Note: The reported degrees of freedom assumes the null hypothesis is not on
      the boundary of the parameter space. If this is not true, then the
      reported test is conservative.

. quietly xtmixed height age age2 age3 age4 sc || id: age age2 ///
>   , mle covariance(unstructured)

. estimates store rq

. lrtest rs .

Likelihood-ratio test
Assumption: rs nested within rq

 LR chi2(3) =  52.93
Prob > chi2 = 0.0000

Note: The reported degrees of freedom assumes the null hypothesis is not on
      the boundary of the parameter space.
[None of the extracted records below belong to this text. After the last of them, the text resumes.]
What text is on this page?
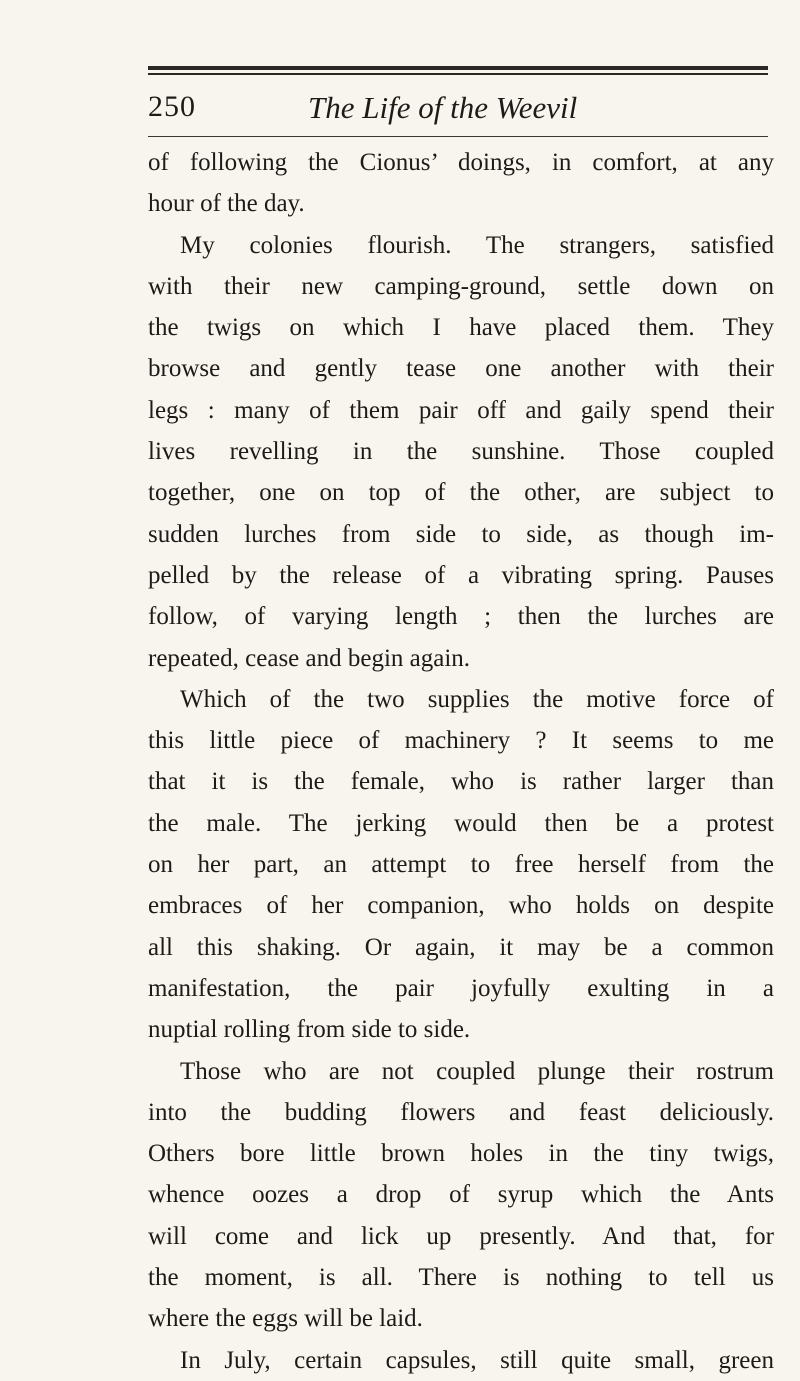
250	The Life of the Weevil
of following the Cionus’ doings, in comfort, at any
hour of the day.
My colonies flourish. The strangers, satisfied
with their new camping-ground, settle down on
the twigs on which I have placed them. They
browse and gently tease one another with their
legs : many of them pair off and gaily spend their
lives revelling in the sunshine. Those coupled
together, one on top of the other, are subject to
sudden lurches from side to side, as though im-
pelled by the release of a vibrating spring. Pauses
follow, of varying length ; then the lurches are
repeated, cease and begin again.
Which of the two supplies the motive force of
this little piece of machinery ? It seems to me
that it is the female, who is rather larger than
the male. The jerking would then be a protest
on her part, an attempt to free herself from the
embraces of her companion, who holds on despite
all this shaking. Or again, it may be a common
manifestation, the pair joyfully exulting in a
nuptial rolling from side to side.
Those who are not coupled plunge their rostrum
into the budding flowers and feast deliciously.
Others bore little brown holes in the tiny twigs,
whence oozes a drop of syrup which the Ants
will come and lick up presently. And that, for
the moment, is all. There is nothing to tell us
where the eggs will be laid.
In July, certain capsules, still quite small, green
If this is not true, then the
      reported test is conservative.

. quietly xtmixed height age age2 age3 age4 sc || id: age age2 ///
>   , mle covariance(unstructured) residuals(exponential, t(age))

. lrtest rq .

Likelihood-ratio test
Assumption: rq nested within .

 LR chi2(1) =   2.06
Prob > chi2 = 0.1512
> mf <- height ~ age + age2 + age3 + age4 + sc
> m0 <- lm(mf, data = oxboys)
> m1 <- lme(mf, random = ~ 1 | id, data = oxboys, method = "ML")
> cat("0 vs 1", "L.Ratio = ", 2*(logLik(m1) - logLik(m0)),"\n")     
0 vs 1 L.Ratio =  712.3291 
> m2 <- update(m1, random = ~ age | id, method="ML")
> m3 <- update(m2, random = ~ age + age2 | id)
> m4 <- update(m3, correlation = corCAR1(form = ~ age | id))
> anova(m1, m2, m3, m4)   
   Model df      AIC      BIC    logLik   Test   L.Ratio p-value
m1     1  8 943.2427 970.8853 -463.6213                         
m2     2 10 686.5144 721.0677 -333.2572 1 vs 2 260.72824  <.0001
m3     3 13 639.5809 684.5001 -306.7905 2 vs 3  52.93350  <.0001
m4     4 14 639.5205 687.8950 -305.7602 3 vs 4   2.06045  0.1512

All tests are on a boundary of the parameter space and thus are conservative. They are all significant except for serial correlation.